Maynard, Justice, dissenting:


            I dissent in this case because there was no evidence presented that would permit a reasonable jury to conclude that the employer's failure to comply with the OSHA forklift training regulation was a proximate cause of the appellant's work place injury. The majority's decision presents yet another example of how this Court will strain to reach a favorable outcome for plaintiffs in deliberate intention actions. The end result is that these plaintiffs get a double recovery - workers' compensation benefits and civil damages.

            In Mayles v. Shoney's Inc., 185 W.Va. 88, 92, 405 S.E.2d 15, 19 (1990), this Court recognized that the Legislature amended the deliberate intention statute, W.Va. Code § 23-4-2, in an attempt to “make it more difficult for an employer to lose the immunity provided to him by the Workers' Compensation Act.” However, beginning with Mayles, this Court has ignored the Legislature's intent by consistently weakening the five-part test of W.Va.
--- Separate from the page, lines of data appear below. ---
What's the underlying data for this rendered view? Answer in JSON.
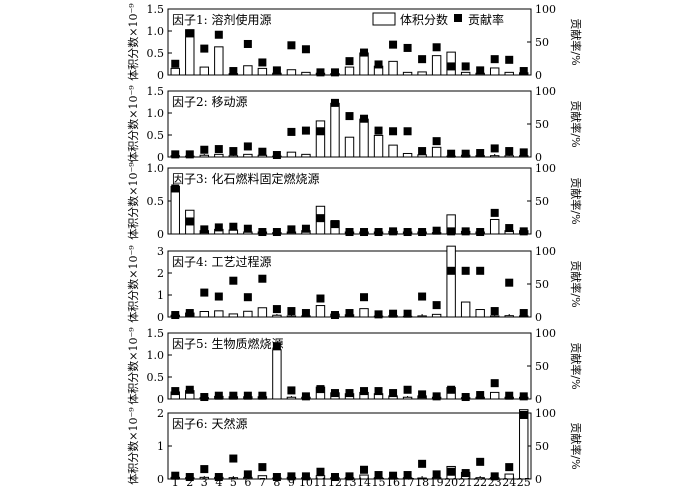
{
  "legend": {
    "volume_label": "体积分数",
    "contrib_label": "贡献率"
  },
  "axes": {
    "left_ylabel": "体积分数×10⁻⁹",
    "right_ylabel": "贡献率/%"
  },
  "chart_data": [
    {
      "type": "bar",
      "title": "因子1: 溶剂使用源",
      "categories": [
        "1",
        "2",
        "3",
        "4",
        "5",
        "6",
        "7",
        "8",
        "9",
        "10",
        "11",
        "12",
        "13",
        "14",
        "15",
        "16",
        "17",
        "18",
        "19",
        "20",
        "21",
        "22",
        "23",
        "24",
        "25"
      ],
      "ylim": [
        0,
        1.5
      ],
      "yticks": [
        "0",
        "0.5",
        "1.0",
        "1.5"
      ],
      "y2lim": [
        0,
        100
      ],
      "y2ticks": [
        "0",
        "50",
        "100"
      ],
      "series": [
        {
          "name": "体积分数",
          "type": "bar",
          "values": [
            0.15,
            1.03,
            0.18,
            0.64,
            0.03,
            0.21,
            0.15,
            0.04,
            0.12,
            0.06,
            0.04,
            0.03,
            0.18,
            0.5,
            0.2,
            0.31,
            0.06,
            0.07,
            0.44,
            0.52,
            0.06,
            0.04,
            0.16,
            0.06,
            0.05
          ]
        },
        {
          "name": "贡献率",
          "type": "scatter",
          "values": [
            17,
            63,
            40,
            61,
            6,
            47,
            19,
            7,
            45,
            39,
            4,
            4,
            21,
            34,
            16,
            46,
            41,
            24,
            42,
            13,
            13,
            7,
            24,
            23,
            6
          ]
        }
      ]
    },
    {
      "type": "bar",
      "title": "因子2: 移动源",
      "categories": [
        "1",
        "2",
        "3",
        "4",
        "5",
        "6",
        "7",
        "8",
        "9",
        "10",
        "11",
        "12",
        "13",
        "14",
        "15",
        "16",
        "17",
        "18",
        "19",
        "20",
        "21",
        "22",
        "23",
        "24",
        "25"
      ],
      "ylim": [
        0,
        1.5
      ],
      "yticks": [
        "0",
        "0.5",
        "1.0",
        "1.5"
      ],
      "y2lim": [
        0,
        100
      ],
      "y2ticks": [
        "0",
        "50",
        "100"
      ],
      "series": [
        {
          "name": "体积分数",
          "type": "bar",
          "values": [
            0.03,
            0.02,
            0.04,
            0.06,
            0.03,
            0.06,
            0.04,
            0.02,
            0.11,
            0.06,
            0.82,
            1.22,
            0.45,
            0.86,
            0.49,
            0.27,
            0.08,
            0.05,
            0.22,
            0.02,
            0.04,
            0.03,
            0.03,
            0.03,
            0.03
          ]
        },
        {
          "name": "贡献率",
          "type": "scatter",
          "values": [
            4,
            4,
            11,
            12,
            9,
            16,
            8,
            3,
            38,
            40,
            39,
            82,
            62,
            58,
            40,
            39,
            39,
            9,
            24,
            5,
            5,
            6,
            13,
            9,
            7
          ]
        }
      ]
    },
    {
      "type": "bar",
      "title": "因子3: 化石燃料固定燃烧源",
      "categories": [
        "1",
        "2",
        "3",
        "4",
        "5",
        "6",
        "7",
        "8",
        "9",
        "10",
        "11",
        "12",
        "13",
        "14",
        "15",
        "16",
        "17",
        "18",
        "19",
        "20",
        "21",
        "22",
        "23",
        "24",
        "25"
      ],
      "ylim": [
        0,
        1.0
      ],
      "yticks": [
        "0",
        "0.5",
        "1.0"
      ],
      "y2lim": [
        0,
        100
      ],
      "y2ticks": [
        "0",
        "50",
        "100"
      ],
      "series": [
        {
          "name": "体积分数",
          "type": "bar",
          "values": [
            0.72,
            0.36,
            0.05,
            0.07,
            0.06,
            0.03,
            0.03,
            0.02,
            0.03,
            0.05,
            0.42,
            0.2,
            0.03,
            0.03,
            0.03,
            0.04,
            0.03,
            0.03,
            0.02,
            0.29,
            0.04,
            0.03,
            0.22,
            0.05,
            0.05
          ]
        },
        {
          "name": "贡献率",
          "type": "scatter",
          "values": [
            69,
            19,
            7,
            10,
            11,
            8,
            3,
            3,
            7,
            8,
            24,
            15,
            3,
            3,
            3,
            4,
            3,
            3,
            5,
            4,
            4,
            3,
            32,
            9,
            4
          ]
        }
      ]
    },
    {
      "type": "bar",
      "title": "因子4: 工艺过程源",
      "categories": [
        "1",
        "2",
        "3",
        "4",
        "5",
        "6",
        "7",
        "8",
        "9",
        "10",
        "11",
        "12",
        "13",
        "14",
        "15",
        "16",
        "17",
        "18",
        "19",
        "20",
        "21",
        "22",
        "23",
        "24",
        "25"
      ],
      "ylim": [
        0,
        3
      ],
      "yticks": [
        "0",
        "1",
        "2",
        "3"
      ],
      "y2lim": [
        0,
        100
      ],
      "y2ticks": [
        "0",
        "50",
        "100"
      ],
      "series": [
        {
          "name": "体积分数",
          "type": "bar",
          "values": [
            0.08,
            0.18,
            0.25,
            0.28,
            0.14,
            0.26,
            0.42,
            0.08,
            0.05,
            0.05,
            0.52,
            0.13,
            0.1,
            0.38,
            0.04,
            0.06,
            0.03,
            0.05,
            0.12,
            3.22,
            0.68,
            0.34,
            0.05,
            0.06,
            0.05
          ]
        },
        {
          "name": "贡献率",
          "type": "scatter",
          "values": [
            3,
            6,
            37,
            31,
            55,
            30,
            58,
            12,
            9,
            6,
            28,
            3,
            6,
            30,
            4,
            5,
            5,
            31,
            18,
            70,
            70,
            70,
            9,
            52,
            6
          ]
        }
      ]
    },
    {
      "type": "bar",
      "title": "因子5: 生物质燃烧源",
      "categories": [
        "1",
        "2",
        "3",
        "4",
        "5",
        "6",
        "7",
        "8",
        "9",
        "10",
        "11",
        "12",
        "13",
        "14",
        "15",
        "16",
        "17",
        "18",
        "19",
        "20",
        "21",
        "22",
        "23",
        "24",
        "25"
      ],
      "ylim": [
        0,
        1.5
      ],
      "yticks": [
        "0",
        "0.5",
        "1.0",
        "1.5"
      ],
      "y2lim": [
        0,
        100
      ],
      "y2ticks": [
        "0",
        "50",
        "100"
      ],
      "series": [
        {
          "name": "体积分数",
          "type": "bar",
          "values": [
            0.16,
            0.19,
            0.03,
            0.06,
            0.05,
            0.05,
            0.05,
            1.12,
            0.04,
            0.04,
            0.27,
            0.14,
            0.12,
            0.15,
            0.12,
            0.07,
            0.04,
            0.07,
            0.04,
            0.26,
            0.03,
            0.04,
            0.15,
            0.04,
            0.04
          ]
        },
        {
          "name": "贡献率",
          "type": "scatter",
          "values": [
            12,
            14,
            3,
            5,
            5,
            5,
            5,
            80,
            13,
            4,
            15,
            9,
            9,
            12,
            12,
            9,
            14,
            7,
            4,
            14,
            3,
            6,
            24,
            5,
            4
          ]
        }
      ]
    },
    {
      "type": "bar",
      "title": "因子6: 天然源",
      "categories": [
        "1",
        "2",
        "3",
        "4",
        "5",
        "6",
        "7",
        "8",
        "9",
        "10",
        "11",
        "12",
        "13",
        "14",
        "15",
        "16",
        "17",
        "18",
        "19",
        "20",
        "21",
        "22",
        "23",
        "24",
        "25"
      ],
      "ylim": [
        0,
        2
      ],
      "yticks": [
        "0",
        "1",
        "2"
      ],
      "y2lim": [
        0,
        100
      ],
      "y2ticks": [
        "0",
        "50",
        "100"
      ],
      "series": [
        {
          "name": "体积分数",
          "type": "bar",
          "values": [
            0.05,
            0.04,
            0.05,
            0.05,
            0.04,
            0.05,
            0.1,
            0.03,
            0.05,
            0.04,
            0.1,
            0.04,
            0.04,
            0.12,
            0.04,
            0.03,
            0.04,
            0.03,
            0.04,
            0.38,
            0.2,
            0.04,
            0.04,
            0.15,
            2.1
          ]
        },
        {
          "name": "贡献率",
          "type": "scatter",
          "values": [
            5,
            3,
            15,
            3,
            31,
            7,
            18,
            3,
            4,
            4,
            11,
            3,
            4,
            14,
            6,
            5,
            6,
            23,
            7,
            11,
            9,
            26,
            4,
            18,
            97
          ]
        }
      ]
    }
  ]
}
Code § 23-4-2(d)(2)(ii) and making it easier for creative plaintiffs to defeat the immunity the Legislature intended to afford employers who participate in the Workers' Compensation system. In this case, the majority has done so by lowering the standard for proving proximate causation as set forth in W.Va. Code § 23-4-2(d)(2)(ii)(E).

            Contrary to the majority, I do not believe that the fact that the employer failed to comply with the OSHA forklift training regulation and the fact that the appellant was injured while operating a forklift automatically created a triable issue concerning proximate causation. The appellant had the burden of presenting credible evidence that his injuries were proximately caused by his employer's failure to offer such training. However, the appellant was only able to speculate that the warnings which might have been included in such training may have prevented him from being injured. Such speculation is certainly not proof of proximate causation. As this Court explained in Tolley v. ACF Industries, Inc., 212 W.Va. 548, 558, 575 S.E.2d 158, 168 (2002), “the law is clear that a mere possibility of causation is not sufficient to allow a reasonable juror to find causation.”

            The majority seizes upon an incident report prepared by an employee of the employer which indicated that the appellant might have had his foot outside of the forklift cab when the accident occurred and finds that this evidence permits the conclusion that the accident arose as a result of conduct that the omitted training sought to reduce or avert. To me, not sticking one's foot outside of a moving vehicle is a matter of common sense. It should not be necessary for an employer to tell a forklift driver that his foot might be crushed if he places it outside of the cab of his forklift while he is driving down narrow aisles. Some things are simply so obvious that no instruction should be necessary. To hold this employer liable in this deliberate intention case for failing to train the appellant to use basic common sense is patently unfair and unjust. Obviously, the West Virginia disability machine is still well-oiled and running smoothly. Accordingly, I respectfully dissent.  

            I am authorized to state that Justice Benjamin joins in this dissent.